Au grand public, le pivot martiniquais des Bleus entre 1987 et 93 a renvoyé l’image d’un basketteur boudeur et mécontent, une force de la nature dotée d’une technique fruste. Mais pour qui prenait la peine d’apprendre à le connaître, Félix Courtinard révélait une facette beaucoup plus attachante. Non, « Féfé » n’était pas uniquement un journeyman invétéré et un déménageur grassement payé… La preuve !
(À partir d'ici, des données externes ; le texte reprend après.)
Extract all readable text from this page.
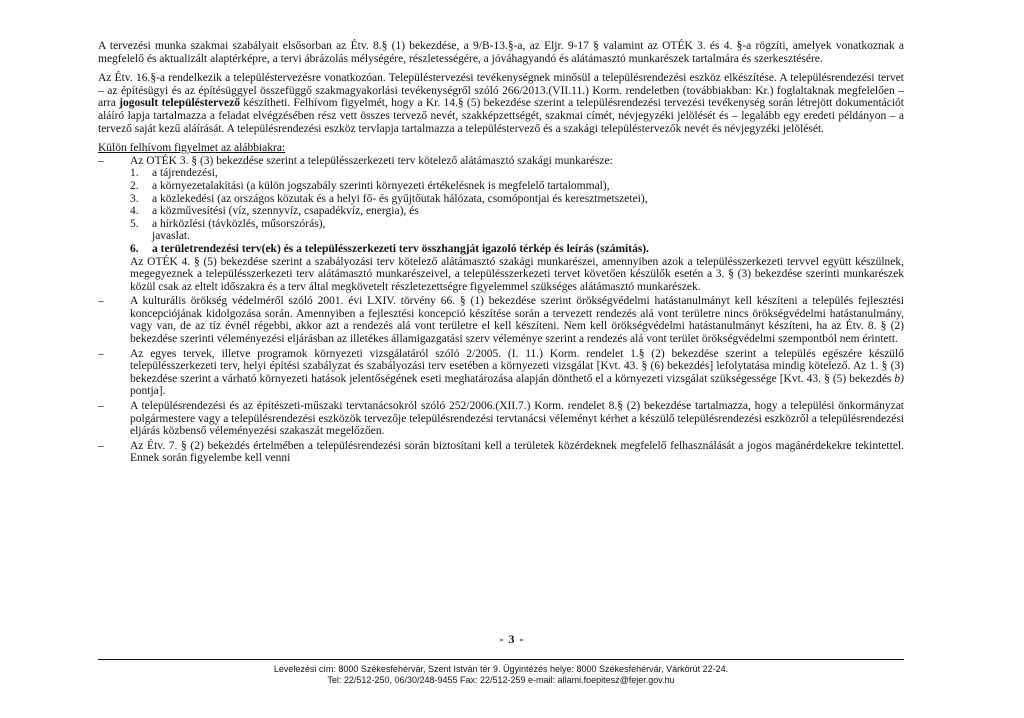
A tervezési munka szakmai szabályait elsősorban az Étv. 8.§ (1) bekezdése, a 9/B-13.§-a, az Eljr. 9-17 § valamint az OTÉK 3. és 4. §-a rögzíti, amelyek vonatkoznak a megfelelő és aktualizált alaptérképre, a tervi ábrázolás mélységére, részletességére, a jóváhagyandó és alátámasztó munkarészek tartalmára és szerkesztésére.

Az Étv. 16.§-a rendelkezik a településtervezésre vonatkozóan. Településtervezési tevékenységnek minősül a településrendezési eszköz elkészítése. A településrendezési tervet – az építésügyi és az építésüggyel összefüggő szakmagyakorlási tevékenységről szóló 266/2013.(VII.11.) Korm. rendeletben (továbbiakban: Kr.) foglaltaknak megfelelően – arra jogosult településtervező készítheti. Felhívom figyelmét, hogy a Kr. 14.§ (5) bekezdése szerint a településrendezési tervezési tevékenység során létrejött dokumentációt aláíró lapja tartalmazza a feladat elvégzésében rész vett összes tervező nevét, szakképzettségét, szakmai címét, névjegyzéki jelölését és – legalább egy eredeti példányon – a tervező saját kezű aláírását. A településrendezési eszköz tervlapja tartalmazza a településtervező és a szakági településtervezők nevét és névjegyzéki jelölését.

Külön felhívom figyelmet az alábbiakra:
–	Az OTÉK 3. § (3) bekezdése szerint a településszerkezeti terv kötelező alátámasztó szakági munkarésze:
1.	a tájrendezési,
2.	a környezetalakítási (a külön jogszabály szerinti környezeti értékelésnek is megfelelő tartalommal),
3.	a közlekedési (az országos közutak és a helyi fő- és gyűjtőutak hálózata, csomópontjai és keresztmetszetei),
4.	a közművesítési (víz, szennyvíz, csapadékvíz, energia), és
5.	a hírközlési (távközlés, műsorszórás),
javaslat.
6.	a területrendezési terv(ek) és a településszerkezeti terv összhangját igazoló térkép és leírás (számítás).

Az OTÉK 4. § (5) bekezdése szerint a szabályozási terv kötelező alátámasztó szakági munkarészei, amennyiben azok a településszerkezeti tervvel együtt készülnek, megegyeznek a településszerkezeti terv alátámasztó munkarészeivel, a településszerkezeti tervet követően készülők esetén a 3. § (3) bekezdése szerinti munkarészek közül csak az eltelt időszakra és a terv által megkövetelt részletezettségre figyelemmel szükséges alátámasztó munkarészek.

–	A kulturális örökség védelméről szóló 2001. évi LXIV. törvény 66. § (1) bekezdése szerint örökségvédelmi hatástanulmányt kell készíteni a település fejlesztési koncepciójának kidolgozása során. Amennyiben a fejlesztési koncepció készítése során a tervezett rendezés alá vont területre nincs örökségvédelmi hatástanulmány, vagy van, de az tíz évnél régebbi, akkor azt a rendezés alá vont területre el kell készíteni. Nem kell örökségvédelmi hatástanulmányt készíteni, ha az Étv. 8. § (2) bekezdése szerinti véleményezési eljárásban az illetékes államigazgatási szerv véleménye szerint a rendezés alá vont terület örökségvédelmi szempontból nem érintett.
–	Az egyes tervek, illetve programok környezeti vizsgálatáról szóló 2/2005. (I. 11.) Korm. rendelet 1.§ (2) bekezdése szerint a település egészére készülő településszerkezeti terv, helyi építési szabályzat és szabályozási terv esetében a környezeti vizsgálat [Kvt. 43. § (6) bekezdés] lefolytatása mindig kötelező. Az 1. § (3) bekezdése szerint a várható környezeti hatások jelentőségének eseti meghatározása alapján dönthető el a környezeti vizsgálat szükségessége [Kvt. 43. § (5) bekezdés b) pontja].
–	A településrendezési és az építészeti-műszaki tervtanácsokról szóló 252/2006.(XII.7.) Korm. rendelet 8.§ (2) bekezdése tartalmazza, hogy a települési önkormányzat polgármestere vagy a településrendezési eszközök tervezője településrendezési tervtanácsi véleményt kérhet a készülő településrendezési eszközről a településrendezési eljárás közbenső véleményezési szakaszát megelőzően.
–	Az Étv. 7. § (2) bekezdés értelmében a településrendezési során biztosítani kell a területek közérdeknek megfelelő felhasználását a jogos magánérdekekre tekintettel. Ennek során figyelembe kell venni
- 3 -
Levelezési cím: 8000 Székesfehérvár, Szent István tér 9. Ügyintézés helye: 8000 Székesfehérvár, Várkörút 22-24.
Tel: 22/512-250, 06/30/248-9455 Fax: 22/512-259 e-mail: allami.foepitesz@fejer.gov.hu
« Le basket ? Je croyais que c’était un sport de fillettes ! » Félix Courtinard (2,06 m, 110 kg) est un bloc de béton. Physique unique. Caractère entier. Toute sa vie accompagné d’un ballon. Sur son île de la Martinique, à Saint-Joseph, comme tous les gosses de son âge, il pratiquait le football. « J’avais 17 ans, je jouais ailier droit. Un de mes copains m’a dit : « Viens faire du basket, c’est facile ». » Son prof de maths l’encourage aussi. Il est vrai qu’à l’époque, son 1,95 m déménage ! « Je me suis laissé convaincre. J’en avais marre de prendre des coups au foot et d’être souvent blessé. Le basket, je pensais que ça allait être du gâteau. La première fois, j’y suis resté une heure. J’en ai bavé… Ce n’était pas si facile. »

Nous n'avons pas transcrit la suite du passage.